Among the extensive cortège of plant-associated microorganisms, striking examples of soil microorganisms are mutualistic fungi that have successfully coevolved with their hosts since plants adapted to terrestrial ecosystems [81]. In natural ecosystems, the antagonistic interaction between plants and their pathogens drives a coevolutionary dynamic in which pathogens evolve to avoid plant defense systems and plants evolve to recognize fungal pathogens [82]. Such as Zizhang Wang et al. found a new system, mediating PAMP- and effector-triggered immune responses between peanut and Aspergillus flavus, belongs to a three- grade coevolution of plant−pathogen interaction [83]. R. Hung hypothesis that Aspergillus spp. may help plant obtain nutrients beyond its normal capacity and induce systemic changes through extracellular exudates [84]. Asaf Levy et al. found that plant-associated bacteria have ostensibly evolved genes, some of which potentially mimic plant domains or are shared with plant-associated fungi and oomycetes that enable them to adapt to plant environments [85]. Anthocyanins as secondary metabolites protect plant tissues/organs against many abiotic stressors by different mechanisms, such as sunscreen, antioxidant and metal-chelating [86]. Whether the biological meaning of anthocyanins produced in Aspergillus sydowii H-1 is a convergent evolution with plants to cope with stress or to mimic the structural domain or function of plant genes to evade plant immune monitoring as mentioned before requires further research.

We further studied regulatory genes, such as long noncoding RNA, which may participate in the anthocyanin synthesis pathway.

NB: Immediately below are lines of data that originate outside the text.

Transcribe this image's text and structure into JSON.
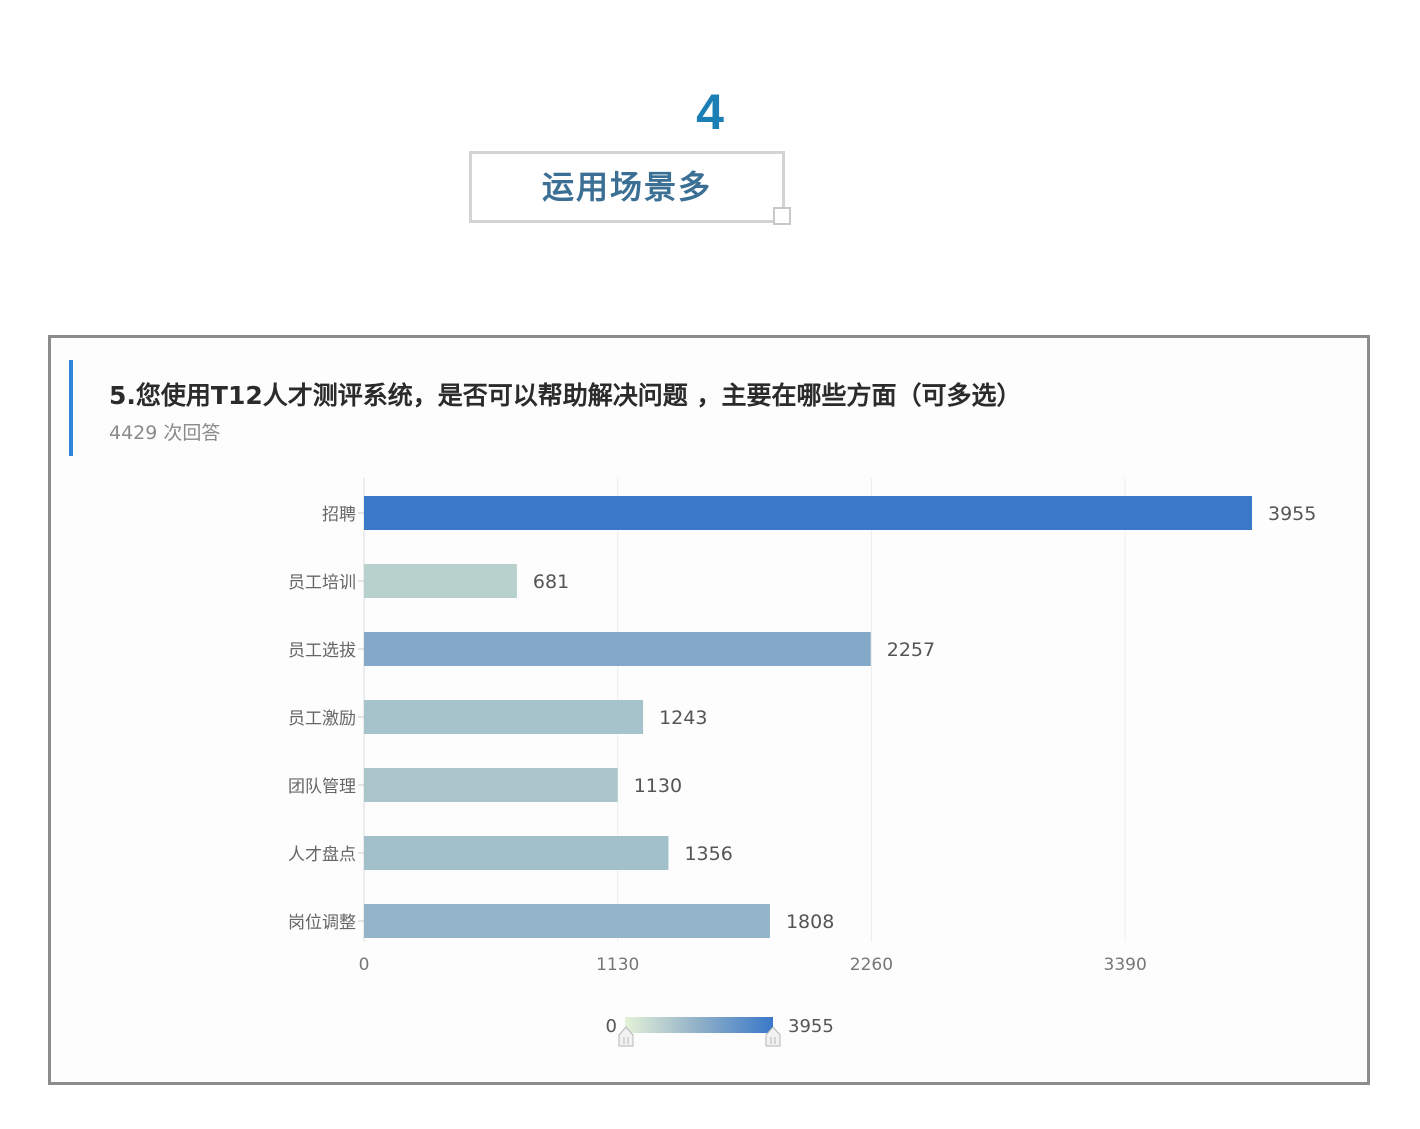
{
  "header": {
    "number": "4",
    "title": "运用场景多"
  },
  "card": {
    "question": "5.您使用T12人才测评系统，是否可以帮助解决问题 ，主要在哪些方面（可多选）",
    "answer_count": "4429 次回答"
  },
  "colors": {
    "accent": "#2f86d8",
    "header_number": "#1b7fb5",
    "header_title": "#3b6f94",
    "scale_low": "#e4f1d8",
    "scale_high": "#3a78c9"
  },
  "chart_data": {
    "type": "bar",
    "orientation": "horizontal",
    "categories": [
      "招聘",
      "员工培训",
      "员工选拔",
      "员工激励",
      "团队管理",
      "人才盘点",
      "岗位调整"
    ],
    "values": [
      3955,
      681,
      2257,
      1243,
      1130,
      1356,
      1808
    ],
    "xlim": [
      0,
      3955
    ],
    "xticks": [
      0,
      1130,
      2260,
      3390
    ],
    "grid": true,
    "visual_map": {
      "min": 0,
      "max": 3955,
      "min_label": "0",
      "max_label": "3955"
    }
  }
}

We predicted that three lncRNAs were involved in the regulation of the anthocyanin-related genes DFR and UGT. Thus far, it has been reported that these two genes can be regulated in other ways. DFR is a key enzyme that regulates metabolic processes involved in anthocyanin synthesis. It can catalyze dihydroflavonol to produce leucocyanidin. Blue J. Plunkett et al. discovered that the transcription factor MYBA is able to transactivate the DFR promoter in plants without dependence on a coinfiltrated bHLH cofactor [87]. UGT, the final enzyme in anthocyanin biosynthesis, catalyzes glucosyl transfer from UDP-glucose to the 3-hydroxyl group to form stable cyanine glucosides. Which can be upregulated by transcription factors in the preventative effect of Pueraria against cardiac fibrosis [88] or positively regulated by miRNA miR-196a-5p and miR-196b-5p [89]. These studies illustrate the regulatory complexity of DFR and UGT at the transcriptional level. In this study, we also found three lncRNAs that may regulate UGTs and DFR: MSTRG.7153.1, may positively regulate UGTs and MSTRG.3144.1 and MSTRG.3145.1 negatively regulate DFR. These regulators are another possible mechanism for the production of anthocyanins in fungi, providing a possible direction for exploring the mechanism of anthocyanins production.

Conclusions

We reported that a fungus called Aspergillus sydowii H-1 can produce anthocyanins during fermentation. This is the first report that anthocyanins can be produced in non-plant species. Through the study of the synthesis pathway, we found that CHS and C4H were typical gene existing in the strain and should contribute to fungal anthocyanin production. These findings expanded our understanding of anthocyanin biosynthesis in the nature and in deed provided a new aspect for anthocyanin metabolism.